WASHINGTON, D.C. — The average retail price for gasoline fell to its lowest level in 14 weeks, as cheaper crude oil costs are passed on to the pump and Americans drive less, the government said Monday. The national price for regular unleaded gasoline declined 6.9 cents over the last week to $3.74 a gallon, the federal Energy Information Administration said in its weekly survey of service stations. Gasoline is the cheapest since May 12, but still 96 cents a gallon higher than a year ago.

Fuel prices are falling because of cheaper crude oil, which is down $35 from its record high of $147 a barrel last month. In addition, U.S. gasoline demand is off by 1.6% so far this year, as high fuel costs and a weak economy discouraged Americans from taking to the roads.

Since last November, U.S. motorists had driven 53.2 billion fewer miles through June than they did during the same period a year earlier, according to the Transportation Department.

Gasoline is now below $4 a gallon, on average, in every region of the country, including California where fuel costs are usually the highest.

In the EIA's weekly survey, gasoline was the most expensive on the West Coast at $3.98 a gallon, down 7.7 cents. San Francisco had the highest big city price at $4.11, down 7.3 cents.

The Gulf Coast had the lowest regional price at $3.60 a gallon, down 8.6 cents. Houston had the lowest pump price, down 10.5 cents at $3.53.
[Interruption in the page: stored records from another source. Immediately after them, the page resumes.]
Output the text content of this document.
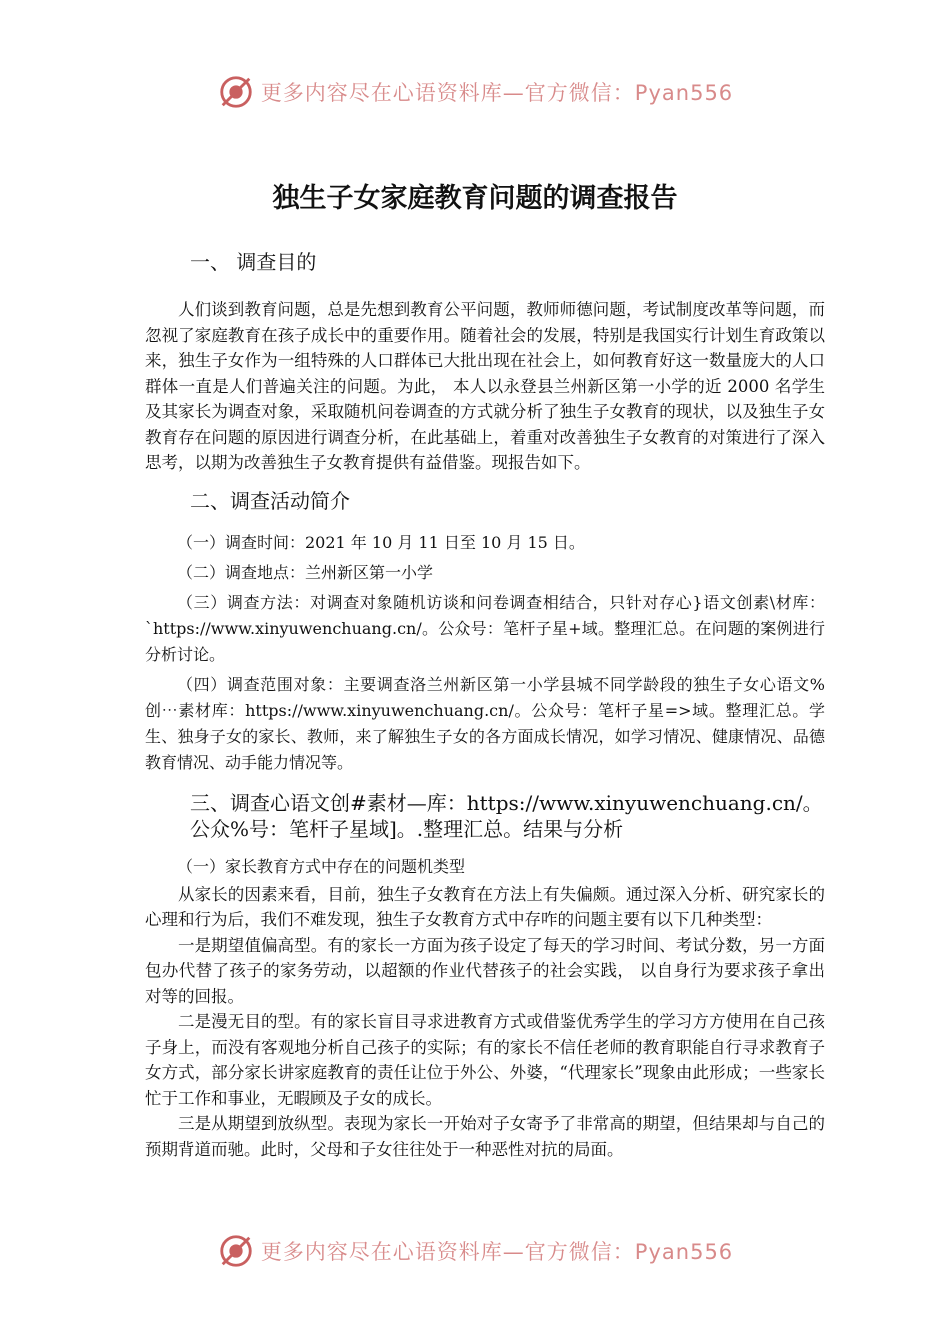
更多内容尽在心语资料库—官方微信：Pyan556
独生子女家庭教育问题的调查报告
一、 调查目的

人们谈到教育问题，总是先想到教育公平问题，教师师德问题，考试制度改革等问题，而忽视了家庭教育在孩子成长中的重要作用。随着社会的发展，特别是我国实行计划生育政策以来，独生子女作为一组特殊的人口群体已大批出现在社会上，如何教育好这一数量庞大的人口群体一直是人们普遍关注的问题。为此， 本人以永登县兰州新区第一小学的近 2000 名学生及其家长为调查对象，采取随机问卷调查的方式就分析了独生子女教育的现状，以及独生子女教育存在问题的原因进行调查分析，在此基础上，着重对改善独生子女教育的对策进行了深入思考，以期为改善独生子女教育提供有益借鉴。现报告如下。

二、调查活动简介

（一）调查时间：2021 年 10 月 11 日至 10 月 15 日。

（二）调查地点：兰州新区第一小学

（三）调查方法：对调查对象随机访谈和问卷调查相结合，只针对存心}语文创素\材库：`https://www.xinyuwenchuang.cn/。公众号：笔杆子星+域。整理汇总。在问题的案例进行分析讨论。

（四）调查范围对象：主要调查洛兰州新区第一小学县城不同学龄段的独生子女心语文%创⋯素材库：https://www.xinyuwenchuang.cn/。公众号：笔杆子星=>域。整理汇总。学生、独身子女的家长、教师，来了解独生子女的各方面成长情况，如学习情况、健康情况、品德教育情况、动手能力情况等。

三、调查心语文创#素材—库：https://www.xinyuwenchuang.cn/。公众%号：笔杆子星域]。.整理汇总。结果与分析

（一）家长教育方式中存在的问题机类型

从家长的因素来看，目前，独生子女教育在方法上有失偏颇。通过深入分析、研究家长的心理和行为后，我们不难发现，独生子女教育方式中存咋的问题主要有以下几种类型：

一是期望值偏高型。有的家长一方面为孩子设定了每天的学习时间、考试分数，另一方面包办代替了孩子的家务劳动，以超额的作业代替孩子的社会实践， 以自身行为要求孩子拿出对等的回报。

二是漫无目的型。有的家长盲目寻求进教育方式或借鉴优秀学生的学习方方使用在自己孩子身上，而没有客观地分析自己孩子的实际；有的家长不信任老师的教育职能自行寻求教育子女方式，部分家长讲家庭教育的责任让位于外公、外婆，“代理家长”现象由此形成；一些家长忙于工作和事业，无暇顾及子女的成长。

三是从期望到放纵型。表现为家长一开始对子女寄予了非常高的期望，但结果却与自己的预期背道而驰。此时，父母和子女往往处于一种恶性对抗的局面。

更多内容尽在心语资料库—官方微信：Pyan556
The EIA also reported gasoline prices were up 2.7 cents at $4.03 in Chicago, down 7.9 cents at $4.03 in Los Angeles, down 7.2 cents at $3.94 in Seattle, down 6.1 cents at $3.80 in Denver, down 7 cents at $3.85 in Miami, down 13.1 cents at $3.76 in New York City, down 12.1 cents at $3.66 in Boston, and down 2.8 cents at $3.65 in Cleveland. Separately, the average price for diesel fuel dropped 14.6 cents to $4.21 a gallon, the lowest since May 5, but $1.34 higher than a year ago, the EIA said.

The New England states had the most expensive diesel at $4.42 a gallon, down 16.2 cents. The Midwest had the cheapest fuel at $4.13, down 13.7 cents.